After earning her bachelor’s degree at the University of Buenos Aires, she made the decision to pursue further education in the United States. The lack of a fellowship or a student visa delayed her immigration process, but she was able to obtain a work permit and begin her studies in New York in 2013. She went on to earn her Master’s in Art History and Archaeology at the Institute of Fine Arts at New York University and her PhD at Rutgers University.
Drawing connections: Past, present, and futures
As the director and chief curator of art at the Americas Society, Lukin aims to build projects that construct visual narratives of past and present culture, and prompt dialogue and community connections.
Her first major exhibition for the Americas Society, This Must Be the Place: Latin American Artists in New York 1965-1975, was held in 2021-2022 and was accompanied by a monograph. The exhibition brought together a broad array of experimental work and archival materials by artists whose work arrived at a pivotal point for reckoning with race and gender in contemporary art, and whose experiments in media expanded ideas of American art turning New York into a global art center.
Subsequent exhibitions included the first U.S. solo show of Brazilian artist Bispo Do Rosario, which drew attention to outsider art in a global context, race, and institutionalization, and El Dorado: Myths of Gold, developed in partnership with the Fundación Proa in Argentina and the Museo Amparo in Mexico.

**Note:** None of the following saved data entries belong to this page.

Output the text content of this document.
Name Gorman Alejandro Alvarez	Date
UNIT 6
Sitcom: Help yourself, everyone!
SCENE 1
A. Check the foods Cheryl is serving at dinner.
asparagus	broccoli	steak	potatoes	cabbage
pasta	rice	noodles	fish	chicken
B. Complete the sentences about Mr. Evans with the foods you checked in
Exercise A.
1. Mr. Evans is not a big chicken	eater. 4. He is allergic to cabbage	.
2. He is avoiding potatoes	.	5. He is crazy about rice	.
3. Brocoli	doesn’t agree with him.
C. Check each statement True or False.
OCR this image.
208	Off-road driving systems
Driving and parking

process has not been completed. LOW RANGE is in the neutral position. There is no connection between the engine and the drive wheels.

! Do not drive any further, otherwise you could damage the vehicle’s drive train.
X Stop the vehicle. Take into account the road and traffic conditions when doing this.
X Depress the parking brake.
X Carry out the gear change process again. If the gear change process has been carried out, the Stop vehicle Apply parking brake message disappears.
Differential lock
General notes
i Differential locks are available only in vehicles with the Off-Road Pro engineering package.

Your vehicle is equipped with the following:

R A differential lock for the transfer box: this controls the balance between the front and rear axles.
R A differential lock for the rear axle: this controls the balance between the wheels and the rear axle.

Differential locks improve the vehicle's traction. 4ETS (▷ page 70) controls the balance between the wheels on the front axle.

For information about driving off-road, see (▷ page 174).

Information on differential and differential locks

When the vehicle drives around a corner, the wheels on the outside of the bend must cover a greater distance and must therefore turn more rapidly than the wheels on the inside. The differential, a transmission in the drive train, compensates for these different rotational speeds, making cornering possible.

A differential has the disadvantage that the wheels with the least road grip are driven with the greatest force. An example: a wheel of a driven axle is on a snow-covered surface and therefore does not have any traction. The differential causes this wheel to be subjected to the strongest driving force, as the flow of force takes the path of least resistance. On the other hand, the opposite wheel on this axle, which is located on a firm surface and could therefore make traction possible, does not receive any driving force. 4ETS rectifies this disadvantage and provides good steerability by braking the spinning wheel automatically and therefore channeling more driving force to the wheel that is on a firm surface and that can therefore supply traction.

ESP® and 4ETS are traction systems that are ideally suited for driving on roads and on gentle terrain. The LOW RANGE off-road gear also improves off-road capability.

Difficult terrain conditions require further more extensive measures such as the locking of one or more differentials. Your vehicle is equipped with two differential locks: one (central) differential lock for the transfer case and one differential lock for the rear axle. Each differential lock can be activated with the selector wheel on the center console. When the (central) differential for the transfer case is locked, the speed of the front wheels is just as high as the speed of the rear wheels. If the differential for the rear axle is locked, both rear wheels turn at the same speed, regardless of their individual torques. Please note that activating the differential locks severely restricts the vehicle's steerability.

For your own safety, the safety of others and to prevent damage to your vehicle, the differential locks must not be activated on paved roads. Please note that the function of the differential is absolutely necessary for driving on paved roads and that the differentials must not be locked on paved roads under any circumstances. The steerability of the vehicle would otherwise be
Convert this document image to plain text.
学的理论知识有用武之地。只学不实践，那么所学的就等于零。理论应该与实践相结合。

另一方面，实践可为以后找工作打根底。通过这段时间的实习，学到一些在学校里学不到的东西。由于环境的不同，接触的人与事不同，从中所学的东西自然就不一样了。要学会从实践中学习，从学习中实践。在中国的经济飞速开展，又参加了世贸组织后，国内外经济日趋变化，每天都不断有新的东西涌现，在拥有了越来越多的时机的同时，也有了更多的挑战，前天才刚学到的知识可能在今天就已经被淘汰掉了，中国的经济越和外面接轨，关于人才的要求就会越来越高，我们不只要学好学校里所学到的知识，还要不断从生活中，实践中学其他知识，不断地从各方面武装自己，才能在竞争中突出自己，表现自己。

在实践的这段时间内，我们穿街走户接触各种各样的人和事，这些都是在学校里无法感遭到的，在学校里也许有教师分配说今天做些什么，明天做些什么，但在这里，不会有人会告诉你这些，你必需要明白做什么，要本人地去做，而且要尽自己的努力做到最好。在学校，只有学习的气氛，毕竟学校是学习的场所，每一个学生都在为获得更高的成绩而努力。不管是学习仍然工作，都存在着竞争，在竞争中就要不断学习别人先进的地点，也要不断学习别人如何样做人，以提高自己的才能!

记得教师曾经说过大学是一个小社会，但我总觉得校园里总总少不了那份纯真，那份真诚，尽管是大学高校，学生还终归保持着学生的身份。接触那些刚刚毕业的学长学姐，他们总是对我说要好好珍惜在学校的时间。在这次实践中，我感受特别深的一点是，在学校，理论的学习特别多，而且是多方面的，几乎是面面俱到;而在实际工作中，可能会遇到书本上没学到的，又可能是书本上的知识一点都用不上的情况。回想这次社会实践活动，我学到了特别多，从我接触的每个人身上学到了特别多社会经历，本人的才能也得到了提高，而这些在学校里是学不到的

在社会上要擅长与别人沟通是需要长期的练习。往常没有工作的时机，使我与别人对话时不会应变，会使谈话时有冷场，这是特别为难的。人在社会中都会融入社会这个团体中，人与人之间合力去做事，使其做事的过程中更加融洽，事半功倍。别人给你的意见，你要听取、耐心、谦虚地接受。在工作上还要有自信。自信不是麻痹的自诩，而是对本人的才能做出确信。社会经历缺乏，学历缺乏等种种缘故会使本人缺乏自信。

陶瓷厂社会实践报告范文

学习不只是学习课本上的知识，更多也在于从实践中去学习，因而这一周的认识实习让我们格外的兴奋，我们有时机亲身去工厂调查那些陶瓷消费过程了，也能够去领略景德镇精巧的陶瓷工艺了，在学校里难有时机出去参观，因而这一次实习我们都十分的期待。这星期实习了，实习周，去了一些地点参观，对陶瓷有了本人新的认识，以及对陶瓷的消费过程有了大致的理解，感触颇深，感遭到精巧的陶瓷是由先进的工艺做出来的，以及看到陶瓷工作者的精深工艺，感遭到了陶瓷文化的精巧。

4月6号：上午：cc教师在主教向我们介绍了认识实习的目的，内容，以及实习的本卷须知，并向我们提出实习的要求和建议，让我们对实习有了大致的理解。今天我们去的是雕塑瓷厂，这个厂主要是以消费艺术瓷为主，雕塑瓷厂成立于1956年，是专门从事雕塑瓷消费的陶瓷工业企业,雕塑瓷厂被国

“Being a migrant curator gives me a particular adaptability and a more relational sense of self, with an enhanced valuation of creating and caring for community at the lack of traditional family nearby,” says Lukin. “My attempts at my work to create horizontality and more space at the level of curatorial work, inclusion of more diverse artists, and to bring in new and broader audiences, is a result of that need to create community and more open views of identity.”